Former diabetic Ivy Ashworth-Crees talks about how much better her life is since her double kidney and pancreas transplant.
About 32 years ago, I started to have diabetes and had to have insulin injections four times a day. I also had to work hard on my diet to make sure I didn’t eat too much sweet food.
After about 25 years, I got kidney failure and, in 2003, I had to go on kidney dialysis. The kidney dialysis was very uncomfortable. It was a drain, having to do it four times a day, as well as having to have the diabetes injections four times a day. I felt like my life was on hold.
I was on kidney dialysis for two years when they put me on the list to have a kidney transplant. The surgeon suggested that I could probably benefit from a kidney and a pancreas transplant, which meant I wouldn’t be a diabetic any more.
When I got the phone call to say that I was going to Manchester for the transplant, I was absolutely hysterical. I was a bag of emotions, both thrilled and terrified.
When I came round after the operation, I was in intensive care. I stayed there for about three or four days, then I was taken to the main ward.
The most difficult part was getting out of bed and starting to walk. They walked me up and down the ward for weeks until my legs got strong enough. That was very, very difficult. The pain was very bad, but it’s all been worth it.
The doctor asked me to try to reduce my weight, so I joined the gym. I enjoy swimming. I think it’s helping me to keep active. The only problem is that I can’t walk too far.

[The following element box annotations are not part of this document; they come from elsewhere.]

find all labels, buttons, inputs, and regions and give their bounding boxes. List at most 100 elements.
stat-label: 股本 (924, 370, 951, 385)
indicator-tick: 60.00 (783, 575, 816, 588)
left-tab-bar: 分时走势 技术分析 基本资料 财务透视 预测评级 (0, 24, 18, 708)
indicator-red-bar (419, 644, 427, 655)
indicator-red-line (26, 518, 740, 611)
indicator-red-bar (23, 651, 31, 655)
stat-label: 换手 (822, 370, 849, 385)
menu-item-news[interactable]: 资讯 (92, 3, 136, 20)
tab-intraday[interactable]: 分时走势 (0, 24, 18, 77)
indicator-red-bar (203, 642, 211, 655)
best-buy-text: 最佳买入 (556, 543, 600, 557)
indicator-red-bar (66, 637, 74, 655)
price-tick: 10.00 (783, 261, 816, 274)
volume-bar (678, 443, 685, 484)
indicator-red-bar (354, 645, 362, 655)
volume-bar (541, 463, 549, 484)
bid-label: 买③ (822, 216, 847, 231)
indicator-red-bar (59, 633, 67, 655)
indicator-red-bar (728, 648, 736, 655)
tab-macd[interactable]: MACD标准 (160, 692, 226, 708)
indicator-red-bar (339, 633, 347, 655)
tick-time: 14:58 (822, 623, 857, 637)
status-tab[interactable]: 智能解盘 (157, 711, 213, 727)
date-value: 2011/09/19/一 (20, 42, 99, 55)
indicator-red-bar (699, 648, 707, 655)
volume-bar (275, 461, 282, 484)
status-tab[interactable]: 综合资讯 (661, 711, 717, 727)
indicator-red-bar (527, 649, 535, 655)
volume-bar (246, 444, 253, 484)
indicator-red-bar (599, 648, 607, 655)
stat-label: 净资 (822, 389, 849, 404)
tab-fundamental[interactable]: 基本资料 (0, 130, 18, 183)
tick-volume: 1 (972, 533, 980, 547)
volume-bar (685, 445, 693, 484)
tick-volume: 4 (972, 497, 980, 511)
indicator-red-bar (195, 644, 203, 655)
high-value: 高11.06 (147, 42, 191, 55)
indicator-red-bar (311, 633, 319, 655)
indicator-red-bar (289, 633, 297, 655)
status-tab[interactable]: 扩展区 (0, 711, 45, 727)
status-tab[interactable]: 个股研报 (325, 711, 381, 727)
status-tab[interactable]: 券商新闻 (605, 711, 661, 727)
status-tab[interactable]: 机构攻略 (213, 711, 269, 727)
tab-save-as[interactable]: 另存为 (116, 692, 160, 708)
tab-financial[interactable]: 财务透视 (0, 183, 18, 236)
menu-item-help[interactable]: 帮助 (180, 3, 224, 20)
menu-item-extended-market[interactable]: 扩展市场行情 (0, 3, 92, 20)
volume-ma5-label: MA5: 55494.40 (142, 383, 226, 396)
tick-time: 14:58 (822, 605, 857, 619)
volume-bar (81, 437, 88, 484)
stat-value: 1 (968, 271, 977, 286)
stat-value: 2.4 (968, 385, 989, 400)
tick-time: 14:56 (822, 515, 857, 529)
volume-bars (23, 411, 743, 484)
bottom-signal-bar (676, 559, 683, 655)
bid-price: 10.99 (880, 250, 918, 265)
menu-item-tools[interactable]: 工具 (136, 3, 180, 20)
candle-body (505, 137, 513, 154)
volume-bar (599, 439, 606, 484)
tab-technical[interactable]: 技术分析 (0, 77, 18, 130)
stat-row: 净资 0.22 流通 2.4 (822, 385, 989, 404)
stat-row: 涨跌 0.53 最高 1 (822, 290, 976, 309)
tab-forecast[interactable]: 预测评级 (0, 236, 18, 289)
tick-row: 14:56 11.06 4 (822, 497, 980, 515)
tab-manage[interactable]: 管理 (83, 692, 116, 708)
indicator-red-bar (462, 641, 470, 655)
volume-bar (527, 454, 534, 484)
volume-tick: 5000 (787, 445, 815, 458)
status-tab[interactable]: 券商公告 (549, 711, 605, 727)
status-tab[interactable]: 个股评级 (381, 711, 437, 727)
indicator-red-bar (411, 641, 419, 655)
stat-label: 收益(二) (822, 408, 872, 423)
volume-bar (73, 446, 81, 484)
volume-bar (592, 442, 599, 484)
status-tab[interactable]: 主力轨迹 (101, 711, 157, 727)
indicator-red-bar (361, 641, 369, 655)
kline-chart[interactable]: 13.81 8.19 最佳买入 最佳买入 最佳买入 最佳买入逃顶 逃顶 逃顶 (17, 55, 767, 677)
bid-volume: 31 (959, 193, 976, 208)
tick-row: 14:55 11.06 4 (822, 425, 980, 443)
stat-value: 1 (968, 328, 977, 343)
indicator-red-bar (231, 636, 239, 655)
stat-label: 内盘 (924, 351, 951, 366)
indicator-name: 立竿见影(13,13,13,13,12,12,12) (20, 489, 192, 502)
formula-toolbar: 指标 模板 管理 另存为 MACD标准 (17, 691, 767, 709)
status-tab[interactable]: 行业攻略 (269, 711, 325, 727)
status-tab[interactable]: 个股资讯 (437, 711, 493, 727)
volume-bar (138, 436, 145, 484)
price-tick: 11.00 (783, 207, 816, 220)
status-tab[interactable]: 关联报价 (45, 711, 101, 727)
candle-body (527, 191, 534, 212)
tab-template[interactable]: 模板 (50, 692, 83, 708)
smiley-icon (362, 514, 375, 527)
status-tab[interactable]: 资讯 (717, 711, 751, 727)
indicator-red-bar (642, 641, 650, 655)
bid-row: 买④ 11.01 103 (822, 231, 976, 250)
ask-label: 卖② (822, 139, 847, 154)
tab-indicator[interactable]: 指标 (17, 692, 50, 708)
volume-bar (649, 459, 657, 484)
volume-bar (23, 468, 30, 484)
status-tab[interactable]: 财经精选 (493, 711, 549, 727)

It’s vital that I take the immunosuppressant drugs. If I don’t, my body could reject the kidney and pancreas. I have to take them for the rest of my life.
My life’s changed dramatically. I now take it for granted that I can eat what I want, including chocolates! I’m back at work, I don’t have an injection after my meals, I don’t have to rush home for dialysis and my kidneys and pancreas are working well.
I feel blessed that I’ve been through this operation and it’s worked so well.